It may be mid-life, or reviewing my life with friends over the holiday, but I've been contemplating these words of Jesus recently:
For what benefit is it, to gain the whole world and forfeit your life? (Mk 8.36)I usually think of these words as a challenge for those who are doing well, who "have the world." But the context is Jesus' telling his disciples of his imminent death, and telling them to "take up your cross" and follow. He's not talking to people who are doing well. Jesus is talking to people who are about to experience great loss and go from being celebrities to being outcasts.
We're accustomed to speaking of our "life" as the collection of accomplishments (or failures) and experiences and possessions and relationships that we have gathered so far. But these seem to me to be what Jesus says we may "gain." Maybe not the whole world, but our little piece of it, all we've managed to gain so far. And Jesus seems to be saying that our "life" is something different, something distinct from all we might gain along the way.
Like I said, this is usually seen as a challenge to those who might think they are great because they have gathered great accomplishments or great possessions. But I think it is a more powerful word to those who have not managed to gather much (or who have lost it all). Because just as our life is not made greater by all we might gain, it is also not diminished if our accomplishments and possessions and supporters are few.

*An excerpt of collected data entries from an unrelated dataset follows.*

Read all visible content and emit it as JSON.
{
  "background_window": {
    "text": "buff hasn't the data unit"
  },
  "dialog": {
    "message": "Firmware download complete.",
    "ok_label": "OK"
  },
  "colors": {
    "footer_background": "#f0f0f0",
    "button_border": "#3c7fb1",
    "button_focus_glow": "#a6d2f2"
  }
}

This is different from the usual question about what we should devote our life to. Such as career vs. family (with family being the recommended choice). Or profit vs. a good reputation in the community (with reputation the recommended choice). One may certainly be a better choice than the other. But they seem to me to all be the "gain" Jesus speaks of as distinct from our "life." They are different choices of what we may wrap around ourselves. They may affect how others see us, but they do not truly identify us, they are not our life. And eventually they all fall away from us.
I think people get closer when they talk of our life as defined by our relationships. But it's not relationships with friends and family that truly define us, or make us who we are. I think Jesus made it clear that our life depends on one relationship, that the nature of that one relationship is our life.
Thus this on-going, existential relationship should be the focus of our attention. This is our life. Then we could perhaps speak like Paul when he wrote to the Philippians:
Whatever gains I had, these I have come to regard as loss because of Christ. More than that, I regard everything as loss because of the surpassing value of knowing Christ Jesus my Lord. For his sake I have suffered the loss of all things, and I regard them as rubbish, in order that I may gain Christ.It's not so easy for those who have gained much to come to see it all as rubbish. But how do those words look if our pathetic gains already look like rubbish?